Sawchuk was born and raised in country like this. Though this wilderness has nearly killed him on several occasions, it has also kept him alive—not just in body, but in soul. "I may have pissed away my twenties and part of my thirties," he says of the rowdy, hell-bent years he spent logging, partying, and grizzly hunting in B.C.'s mountainous interior, "but now I've atoned for some of that." Sawchuk's atonement, if it can be called that, is on such a massive scale it makes one wonder at the sins that inspired it. Since 1993 he has worked as a conservationist funded by private donors, and most of his energy, paid and volunteered, has been concentrated on the vast mixed-use landscape called the Muskwa- Kechika Management Area that we are now taking a month to cross. If you've never heard of it, it's no surprise; few British Columbians have either. Named for two of the region's biggest rivers, the Muskwa-Kechika, or M-K, is arguably the biggest well-kept secret in North America.

Stretching southeastward from the Yukon-B.C. border, the M-K enfolds Canada's northern Rockies in a 16-million-acre (25,000-square-mile) embrace. Encompassing mountains, meadows, rivers, and forests, its sprawling wilderness represents the largest intact wildlife habitat in the entire Rocky Mountain chain. Seven times the size of Yellowstone National Park, and only slightly smaller than the state of Maine, the M-K contains 50 undeveloped water­sheds and the greatest combined abundance and diversity of large wild mammals in North America. Species include grizzly and black bear, wolf, lynx, caribou, elk, moose, bison, two kinds of deer, and most of the continent's population of Stone sheep. The region has been called North America's Serengeti; the sheer size, complexity, and intactness of the place make it unique on the continent. And the M-K might never have come into existence if it weren't for Wayne Sawchuk and a band of visionary conservationists and biologists who took advantage of an extraordinary confluence of events.
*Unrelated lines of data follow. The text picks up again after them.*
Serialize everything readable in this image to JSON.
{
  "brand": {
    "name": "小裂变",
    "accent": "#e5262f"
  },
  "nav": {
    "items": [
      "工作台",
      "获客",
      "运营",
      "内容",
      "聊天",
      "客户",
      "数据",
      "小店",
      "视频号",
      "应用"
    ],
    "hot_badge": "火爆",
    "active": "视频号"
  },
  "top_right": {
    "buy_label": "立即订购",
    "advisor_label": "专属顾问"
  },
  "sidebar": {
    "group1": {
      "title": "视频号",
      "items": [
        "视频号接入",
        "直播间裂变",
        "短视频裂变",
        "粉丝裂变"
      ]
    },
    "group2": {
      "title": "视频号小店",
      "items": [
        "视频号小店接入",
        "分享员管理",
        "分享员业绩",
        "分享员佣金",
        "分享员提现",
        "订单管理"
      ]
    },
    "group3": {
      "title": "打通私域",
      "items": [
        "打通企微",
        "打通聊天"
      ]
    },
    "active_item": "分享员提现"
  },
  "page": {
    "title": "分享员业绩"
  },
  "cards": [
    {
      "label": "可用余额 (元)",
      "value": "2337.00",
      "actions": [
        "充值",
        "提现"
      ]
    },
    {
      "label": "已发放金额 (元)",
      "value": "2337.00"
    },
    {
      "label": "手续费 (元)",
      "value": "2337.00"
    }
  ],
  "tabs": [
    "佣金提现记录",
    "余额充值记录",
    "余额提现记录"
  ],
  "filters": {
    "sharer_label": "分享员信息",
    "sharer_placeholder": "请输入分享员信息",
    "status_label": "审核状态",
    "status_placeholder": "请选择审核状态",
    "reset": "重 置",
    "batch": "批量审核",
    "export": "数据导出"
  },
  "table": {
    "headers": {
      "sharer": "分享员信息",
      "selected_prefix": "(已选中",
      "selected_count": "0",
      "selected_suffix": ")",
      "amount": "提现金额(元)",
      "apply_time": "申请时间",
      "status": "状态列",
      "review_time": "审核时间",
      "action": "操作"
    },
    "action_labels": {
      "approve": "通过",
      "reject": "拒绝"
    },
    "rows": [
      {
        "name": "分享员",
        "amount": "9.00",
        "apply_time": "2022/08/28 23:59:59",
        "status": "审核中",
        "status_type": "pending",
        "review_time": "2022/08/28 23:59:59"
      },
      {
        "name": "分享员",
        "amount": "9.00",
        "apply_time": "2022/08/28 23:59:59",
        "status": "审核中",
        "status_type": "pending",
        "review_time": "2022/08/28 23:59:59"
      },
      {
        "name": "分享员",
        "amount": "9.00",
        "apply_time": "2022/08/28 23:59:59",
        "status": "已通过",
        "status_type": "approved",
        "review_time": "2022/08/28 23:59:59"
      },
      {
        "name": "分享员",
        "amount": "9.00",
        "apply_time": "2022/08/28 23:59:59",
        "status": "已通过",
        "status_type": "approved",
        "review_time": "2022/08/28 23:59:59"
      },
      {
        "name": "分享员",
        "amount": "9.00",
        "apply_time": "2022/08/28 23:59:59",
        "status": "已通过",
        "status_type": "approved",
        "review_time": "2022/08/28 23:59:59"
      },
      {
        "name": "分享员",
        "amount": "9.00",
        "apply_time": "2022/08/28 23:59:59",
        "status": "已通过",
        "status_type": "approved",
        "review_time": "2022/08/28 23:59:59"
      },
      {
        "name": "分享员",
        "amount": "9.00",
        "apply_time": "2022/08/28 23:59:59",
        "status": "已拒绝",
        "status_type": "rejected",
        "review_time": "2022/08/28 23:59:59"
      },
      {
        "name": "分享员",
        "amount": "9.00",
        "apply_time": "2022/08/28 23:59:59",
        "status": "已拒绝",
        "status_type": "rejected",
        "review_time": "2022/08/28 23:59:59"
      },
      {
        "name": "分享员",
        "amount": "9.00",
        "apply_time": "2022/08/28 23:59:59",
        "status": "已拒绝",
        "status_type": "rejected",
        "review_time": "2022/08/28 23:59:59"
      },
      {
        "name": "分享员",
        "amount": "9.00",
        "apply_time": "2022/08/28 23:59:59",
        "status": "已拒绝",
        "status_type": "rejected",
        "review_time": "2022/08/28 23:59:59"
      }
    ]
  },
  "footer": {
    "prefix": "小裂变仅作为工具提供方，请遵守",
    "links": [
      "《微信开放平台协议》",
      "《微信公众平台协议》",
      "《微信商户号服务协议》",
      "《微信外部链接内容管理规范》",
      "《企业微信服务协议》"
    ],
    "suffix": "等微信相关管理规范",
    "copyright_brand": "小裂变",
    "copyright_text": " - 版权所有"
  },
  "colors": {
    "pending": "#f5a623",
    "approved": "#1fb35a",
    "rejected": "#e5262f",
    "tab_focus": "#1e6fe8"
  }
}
In the early 1990s the B.C. government was under pressure to decide, once and for all, how to manage the vast resources of the province. Sawchuk and others recognized the conservation opportunity of a lifetime. Although he was still a logger at the time, he teamed up with George Smith, then national conservation director for the Canadian Parks and Wilderness Society, to launch the Northern Rockies–Totally Wild campaign. They were joined by an unlikely group of fur trappers, guide outfitters, and biologists, all of whom understood a basic principle of conservation biology—that the best way to protect an ecosystem is to keep it intact.